Константин Симонов: как воспринимали массовые репрессии до закрытого доклада Хрущёва
---


Книгу Константина Симонова «Глазами человека моего поколения» рекомендую всем, кого волнует тема адекватности представлений людей XXI века о советских 30-х гг. ХХ века.
Сомневающийся лауреат сталинской премии
Фигура и воспоминания Симонова интересны, несомненно, тем, что, с одной стороны, являясь многократным обладателем сталинской премии, он с другой стороны был шокирован закрытым докладом Н. С. Хрущева на ХХ съезде партии и во-многом поменял свою точку зрения.
«Глазами человека моего поколения» - попытка ретроспективы, мысленного возвращения из 60-х и конца 70-х в довоенное и военное время с целью углядеть в прошлом тревожные «звоночки» массовых необоснованных репрессий, о которых заговорили на XX-м и XXII-м партийных Съездах.
Как чувствовали это тогда, и почему все вышло так, как вышло. Отдельное удовольствие получаешь от приведенных в книге интервью Симонова со сталинскими военачальниками – Жуковым, Коневым, Исаковым, Василевским. Все интервью посвящены теме «Сталин и война».
«Тогда – это тогда. Сейчас – это сейчас»

К.М. Симонов: до и после
Интересна книга Симонова еще и другим. Тем, что он старается максимально точно вспомнить и изложить свои чувства и мысли, как они были у него тогда, в прошлом, и сравнивает их с тем, что он думает сейчас, в момент написания воспоминаний, при Брежневе, четко отделяя одно от другого.
В отличие от некоторых иных мемуаристов он осознает, что нельзя свое отношение к делу сегодня выдавать за ощущение событий вчера. Во время выступления в Концертной Студии «Останкино» незадолго до смерти он так и сформулирует это отношение к воспоминаниям:
«Написанное тогда — это тогда. То, что написано сейчас — это сейчас».
Поэтому его воспоминания интересны. Он трезво отделяет себя при Хрущеве от себя при Сталине. Но, критикуя себя прежнего, бережно относится к своим впечатлениям тогда:
Писатель сообщает, что даже хотел написать пьесу, в которой дискутируют четыре «Я». Совсем юный Симонов 26-го года должен был в ней спорить с Симоновым 36-го года, а также с послевоенным Симоновым 46-го года и зрелым Симоновым 56-го года (т.е. после откровений ХХ Съезда).
Константин Михайлович активно использует в книге свои дневниковые записи, приводит их и обильно комментирует, что делает воспоминания еще более интересными, так как добавляет достоверности и полемики.
XX Съезд: путь к правде... или от правды?

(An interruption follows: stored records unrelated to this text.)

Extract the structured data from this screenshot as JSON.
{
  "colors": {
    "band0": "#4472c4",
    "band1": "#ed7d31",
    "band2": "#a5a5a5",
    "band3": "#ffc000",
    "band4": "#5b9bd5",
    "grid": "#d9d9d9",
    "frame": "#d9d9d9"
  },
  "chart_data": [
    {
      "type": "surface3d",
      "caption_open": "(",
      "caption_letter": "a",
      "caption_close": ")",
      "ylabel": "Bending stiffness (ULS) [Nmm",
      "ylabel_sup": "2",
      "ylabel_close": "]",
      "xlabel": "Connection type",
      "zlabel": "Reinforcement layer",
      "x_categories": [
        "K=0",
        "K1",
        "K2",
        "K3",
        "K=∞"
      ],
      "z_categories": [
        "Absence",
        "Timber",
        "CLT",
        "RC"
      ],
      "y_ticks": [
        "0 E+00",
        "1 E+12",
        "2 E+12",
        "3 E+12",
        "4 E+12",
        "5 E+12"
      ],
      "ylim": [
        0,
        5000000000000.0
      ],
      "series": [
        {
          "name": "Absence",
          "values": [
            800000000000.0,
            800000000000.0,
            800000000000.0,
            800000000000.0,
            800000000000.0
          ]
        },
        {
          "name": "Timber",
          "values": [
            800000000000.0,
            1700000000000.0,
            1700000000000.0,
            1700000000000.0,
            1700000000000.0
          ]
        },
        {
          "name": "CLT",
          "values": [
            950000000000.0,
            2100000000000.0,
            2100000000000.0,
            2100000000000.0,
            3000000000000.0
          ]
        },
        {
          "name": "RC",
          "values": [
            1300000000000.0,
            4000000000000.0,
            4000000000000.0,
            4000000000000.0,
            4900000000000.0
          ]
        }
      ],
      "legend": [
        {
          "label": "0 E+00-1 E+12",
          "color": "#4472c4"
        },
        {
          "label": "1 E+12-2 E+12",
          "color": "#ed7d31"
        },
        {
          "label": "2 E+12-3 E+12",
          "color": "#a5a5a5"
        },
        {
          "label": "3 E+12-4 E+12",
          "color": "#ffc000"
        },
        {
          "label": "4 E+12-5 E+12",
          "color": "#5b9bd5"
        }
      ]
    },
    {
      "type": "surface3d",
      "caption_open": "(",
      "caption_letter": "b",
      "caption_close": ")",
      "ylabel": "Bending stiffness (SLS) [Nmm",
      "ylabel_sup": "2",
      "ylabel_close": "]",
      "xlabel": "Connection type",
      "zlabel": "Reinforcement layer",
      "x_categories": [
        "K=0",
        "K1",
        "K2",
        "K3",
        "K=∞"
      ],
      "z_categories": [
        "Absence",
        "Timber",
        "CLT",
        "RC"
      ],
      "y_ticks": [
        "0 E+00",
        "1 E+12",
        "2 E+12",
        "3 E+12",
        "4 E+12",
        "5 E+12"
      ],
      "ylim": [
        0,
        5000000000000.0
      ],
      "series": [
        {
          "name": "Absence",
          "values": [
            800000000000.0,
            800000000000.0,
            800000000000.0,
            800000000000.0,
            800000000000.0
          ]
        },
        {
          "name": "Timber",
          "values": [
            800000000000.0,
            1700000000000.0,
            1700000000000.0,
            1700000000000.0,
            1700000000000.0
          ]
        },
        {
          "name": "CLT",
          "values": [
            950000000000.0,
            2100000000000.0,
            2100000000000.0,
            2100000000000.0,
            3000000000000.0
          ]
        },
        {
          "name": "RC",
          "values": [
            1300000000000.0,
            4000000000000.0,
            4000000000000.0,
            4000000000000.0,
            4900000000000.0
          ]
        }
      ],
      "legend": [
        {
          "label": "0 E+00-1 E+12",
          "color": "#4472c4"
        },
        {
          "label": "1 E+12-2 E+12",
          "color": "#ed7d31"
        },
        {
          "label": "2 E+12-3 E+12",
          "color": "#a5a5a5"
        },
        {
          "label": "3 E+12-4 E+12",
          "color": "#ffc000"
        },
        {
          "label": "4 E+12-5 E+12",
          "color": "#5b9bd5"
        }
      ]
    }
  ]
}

Благодаря такому подходу, кстати, видно, как повлиял ХХ Съезд на умы советских интеллектуалов, и что, помимо прочего, многие представления военного поколения о 30-х гг. и о войне были заново отформатированы в 1956 г. В некоторых местах до неузнаваемости.
Были созданы новый ракурс, новая парадигма взгляда в прошлое. Парадокс: разоблачения Хрущева воспринимали некритично и догматично, поскольку до закрытого доклада власти доверяли. Ведь не может же человек, стоящий на кремлевской трибуне, врать!
Вот Симонов и пытается в книге осторожно спускаться по ступенькам памяти, останавливаясь на каждой и спрашивая себя: вот здесь уже людоедство?
Еще нет? Может, вот здесь? А вот тут-то точно уже да! Или нет?
Насколько успешно у него получилось найти свидетельство прямого людоедства в своих записях (опираясь, по возможности на свои ощущения в прошлом, принципиально отделяя их от предвзятого мнения, которое диктует настоящее) – предоставлю судить каждому самостоятельно.
Противоречия же ситуации, когда находящийся у власти Хрущев якобы открывает глаза на истинные события, провозглашает правду, но при этом изобличает ложь Сталина и Берии, также находившихся у той же власти до него, тогда не замечали.
Мысль о том, что власти предержащие могут лгать во все времена, а значит, информацию, предоставленную самим Хрущевым, тоже не лишне бы проверить и разобраться по совокупности данных, где на самом деле правда, не очевидна многим и сегодня.
Получается у Симонова, что абсолютно всё, что делалось до закрытого доклада Хрущева – людоедство и обман, и абсолютно все, о чем говорит в на XX съезде Хрущев – правда, как она есть, которую и проверять-то не обязательно.
И это несмотря на то, что абсурдность и несоответствие фактической стороне дела многих тезисов закрытого доклада не могла не броситься в глаза уже тогда:
- «Сталин стоял за убийством Кирова»,
- «Сталин ничего не смыслил в военном деле»,
- «В 30-е гг. у Сталина была неограниченная власть, никто его не сдерживал и он ни с кем не советовался, принимая решения»,
- «Сталин любил, когда ему льстят» и т. д.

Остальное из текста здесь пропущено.